I found an example that shares one PDE with me:
https://fenicsproject.org/qa/13269/scalar-mixed-function-space-problem/
I’ve updated its code to use current FEniCS terms, and it ran fine in 2D. However, when I switch into 1D, the Newton Solver won’t converge. Error message:
Error: Unable to solve nonlinear system with NewtonSolver.
*** Reason: Newton solver did not converge because maximum number of iterations reached.
*** Where: This error was encountered inside NewtonSolver.cpp.
*** Process: 0
***
*** DOLFIN version: 2019.1.0
*** Git changeset: unknown
My code is:
from dolfin import *
import mshr
# Define boundaries; made 1D, getting rid of y-direction
class Left(SubDomain):
def inside(self, x, on_boundary):
return near(x[0], 0.0)
class Right(SubDomain):
def inside(self, x, on_boundary):
return near(x[0], 1.0)
# Initialize sub-domain instances
left = Left()
right = Right()
# Mesh. Not sure on this number of cells; have tried up to 10,000 and low as 20.
mesh = IntervalMesh(100, 0, 1)
# Marking boundary domains.
# Got rid of y-boundaries and re-numbered left & right boundaries.
boundaries = MeshFunction('size_t', mesh, mesh.topology().dim()-1, 0)
boundaries.set_all(0)
left.mark(boundaries, 1)
right.mark(boundaries, 2)
CG1_elem = FiniteElement("CG", mesh.ufl_cell(), 1)
#Defining the function spaces for the concentration
V_c = FunctionSpace(mesh, CG1_elem)
#Defining the function spaces for the voltage
V_phi = FunctionSpace(mesh, CG1_elem)
#Defining the mixed function space
W_elem = MixedElement([CG1_elem, CG1_elem])
W = FunctionSpace(mesh, W_elem)
#Defining the "Trial" functions
u = Function(W)
c, phi = split(u)
#Defining the test functions
(v_1, v_2) = TestFunctions(W)
# Time variables
dt = 0.05; t = 0; T = 10
# Previous solution
W_const = Constant(1.0)
C_previous= interpolate(W_const, V_c)
# Define Dirichlet boundary conditions at right boundary,
# previously top boundary; (V=4.0 volt)
Voltage = Constant(4.0)
bc_right = DirichletBC(W.sub(0), Voltage, boundaries, 2)
# Define Dirichlet boundary conditions at left boundary,
# previously bottom boundary (V=0.0 volt)
bc_left = DirichletBC(W.sub(0), 0.0, boundaries, 1)

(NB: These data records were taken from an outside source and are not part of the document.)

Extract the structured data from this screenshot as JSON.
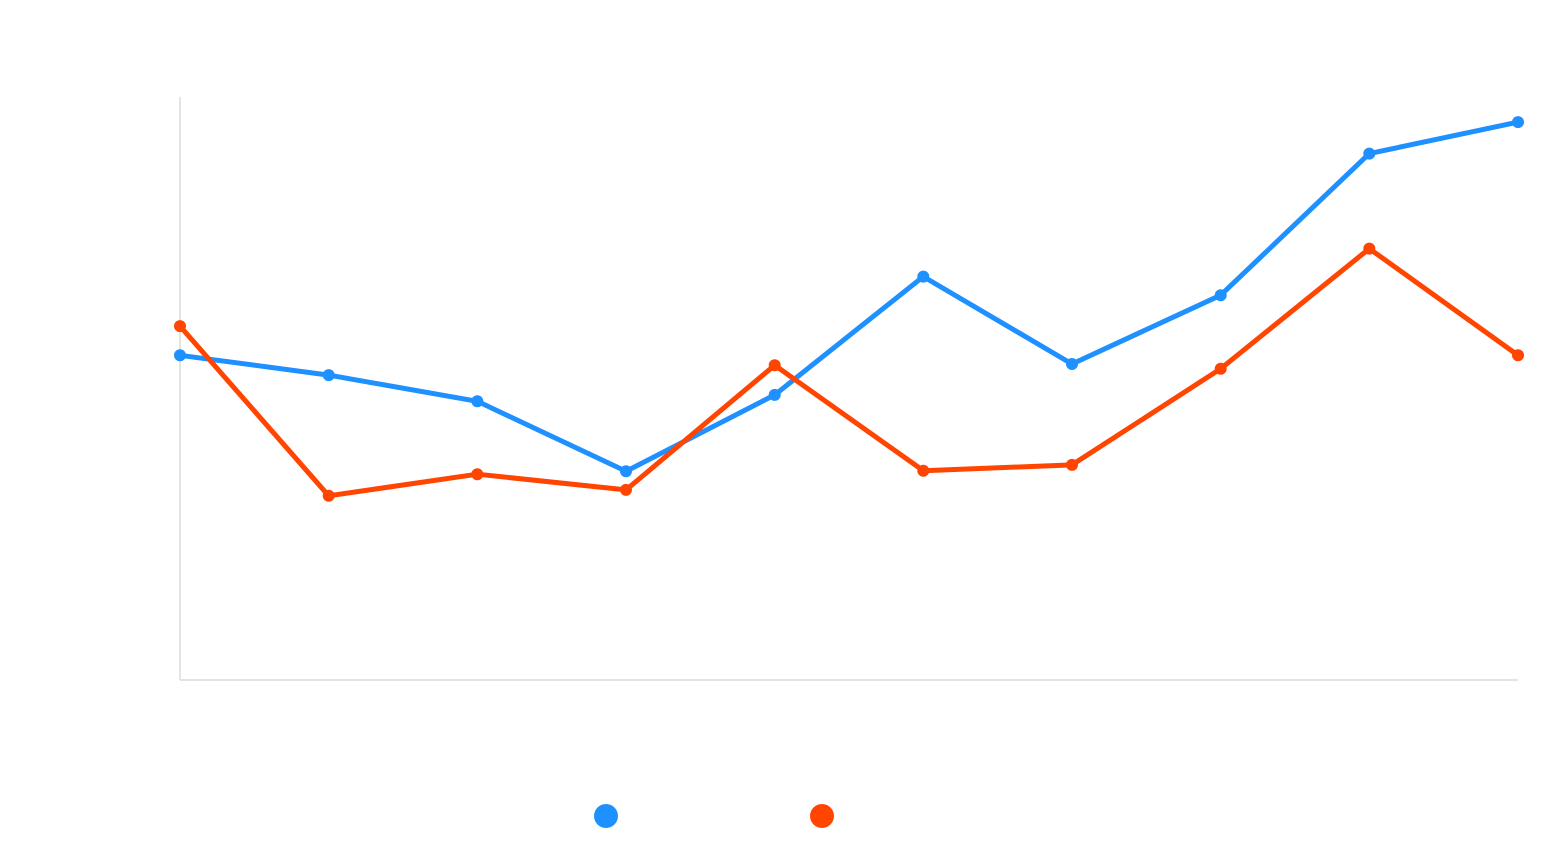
{
  "chart_data": {
    "type": "line",
    "title": "",
    "xlabel": "",
    "ylabel": "",
    "categories": [
      "",
      "",
      "",
      "",
      "",
      "",
      "",
      "",
      "",
      ""
    ],
    "ylim": [
      0,
      100
    ],
    "grid": false,
    "legend": "bottom-center",
    "series": [
      {
        "name": "",
        "color": "#1e90ff",
        "values": [
          55.7,
          52.3,
          47.8,
          35.8,
          48.9,
          69.2,
          54.2,
          66.0,
          90.3,
          95.7
        ]
      },
      {
        "name": "",
        "color": "#ff4500",
        "values": [
          60.7,
          31.6,
          35.3,
          32.6,
          54.0,
          35.9,
          36.9,
          53.4,
          74.0,
          55.7
        ]
      }
    ]
  }
}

#Collecting the boundary conditions
bcs = [bc_right, bc_left]
#Define eps in the weak form
eps=0.0082
# Define variational form
a = dot(grad(phi), grad(v_2)) * dx \
+ c*v_1 * dx \
- (1./(2 * (pow(eps,2)))) * c * v_2 * dx \
+ dt * eps * dot(grad(c),grad(v_1)) * dx \
+ dt * eps * c * dot(grad(phi),grad(v_1)) * dx
L = C_previous * v_1 * dx - (1./(2 * (pow(eps,2)))) * v_2 * dx
# For nonlinear solver
F = a - L
# Create VTK files for visualization output
vtkfile_phi = File('solution/phi.pvd')
vtkfile_c = File('solution/c.pvd')
while t <= T:
solve(F == 0, u, bcs)
(c, phi) = u.split(True)
C_previous.assign(c)
# Save solution to file (VTK)
vtkfile_c << (c, t)
vtkfile_phi << (phi, t)
# Update current time
t += dt
Is there a reason the one spatial dimension version can’t work? I’ve tried using meshes with fewer points and many more points (20 or 1,000 or even 10,000).